[POEM] A Modified Sonnet for My Babushka

No one but your superiors know who you are or what you are truly capable of, but today, you are a sleeping asset working as a janitor for an office building in the middle of Manhattan. Your curled hair, two inch high heels and shiny, plastic, sunglasses goes well with what earns your keep, enough to feed and house you in your safe-house disguised as an apartment. You have an accent, something eastern European, and I can hear you sometimes talking to yourself as you go about your work or when you make small talk with passers-by. When I say hello, you always greet me warmly, which plays nicely into your cover story. You tell everyone that you worked on a cruise ship before coming here as a way to explain your commitment to customer service, and there is some clever suggestion of tired contempt for the fat and wealthy who carelessly exploit underpaid workers of the industry. But let's not go too far down that rabbit hole, because we both know that you are a veteran of the service.

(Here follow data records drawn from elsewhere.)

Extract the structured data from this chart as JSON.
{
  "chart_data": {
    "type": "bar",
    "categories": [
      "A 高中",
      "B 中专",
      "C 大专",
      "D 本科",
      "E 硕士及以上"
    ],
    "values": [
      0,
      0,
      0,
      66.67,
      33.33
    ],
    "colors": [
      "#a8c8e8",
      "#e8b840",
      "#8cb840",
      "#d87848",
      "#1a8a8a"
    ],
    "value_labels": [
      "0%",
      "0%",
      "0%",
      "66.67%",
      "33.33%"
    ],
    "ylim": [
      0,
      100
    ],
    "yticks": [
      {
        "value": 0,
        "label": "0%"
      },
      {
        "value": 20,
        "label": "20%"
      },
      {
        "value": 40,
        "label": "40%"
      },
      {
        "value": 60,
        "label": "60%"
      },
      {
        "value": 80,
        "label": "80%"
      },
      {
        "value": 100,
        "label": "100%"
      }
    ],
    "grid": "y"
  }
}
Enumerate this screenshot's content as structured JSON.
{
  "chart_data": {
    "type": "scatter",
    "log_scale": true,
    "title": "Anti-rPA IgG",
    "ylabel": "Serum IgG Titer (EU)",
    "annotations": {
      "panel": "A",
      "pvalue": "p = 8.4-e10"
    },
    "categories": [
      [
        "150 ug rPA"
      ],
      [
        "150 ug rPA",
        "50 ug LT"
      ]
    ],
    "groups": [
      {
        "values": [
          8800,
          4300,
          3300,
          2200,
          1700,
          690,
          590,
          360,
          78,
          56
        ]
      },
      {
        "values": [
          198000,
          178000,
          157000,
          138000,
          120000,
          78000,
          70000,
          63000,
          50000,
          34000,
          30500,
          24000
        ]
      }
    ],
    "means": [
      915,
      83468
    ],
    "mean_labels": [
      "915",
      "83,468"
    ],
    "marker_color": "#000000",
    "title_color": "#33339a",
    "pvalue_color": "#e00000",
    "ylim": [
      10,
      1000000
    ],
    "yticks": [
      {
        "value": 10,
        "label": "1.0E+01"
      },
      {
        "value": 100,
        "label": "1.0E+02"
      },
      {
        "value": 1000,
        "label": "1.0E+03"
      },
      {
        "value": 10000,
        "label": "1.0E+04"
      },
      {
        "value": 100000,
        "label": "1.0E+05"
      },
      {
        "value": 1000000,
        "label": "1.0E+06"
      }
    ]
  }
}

You've come quite far in life, so much so that there are rumors of your prolific work, but not as far as you had hoped despite working thousands of miles from home. All you wanted to do was to get out of the grimy shithole your family had lived in for generations, just to feed your son. By the way, he's gone on now to do you proud as an interpreter, and you hope that he knows that you think about him every day, that you wonder if he thinks about you as often. And how did you get here, from some cold town in Russia to an office building halfway around the world? Is it any better here than when you were poisoning the drinks of crime lords and seducing secret agents, or maybe even finding a firestar love destined only for the duration of the mission? Or has nothing changed from your cramped cabin where your bunk-mate desperately had sex as you were writing letters of dim light and remembrance to your son?

Forgive me – I did not mean to impose narrative where it was not meant to be shared. All that I have said is purely conjecture, a warped reflection from what you have told me in the molded smile and chain-smoked cigarettes as you took those hidden breaks outside in the December wind.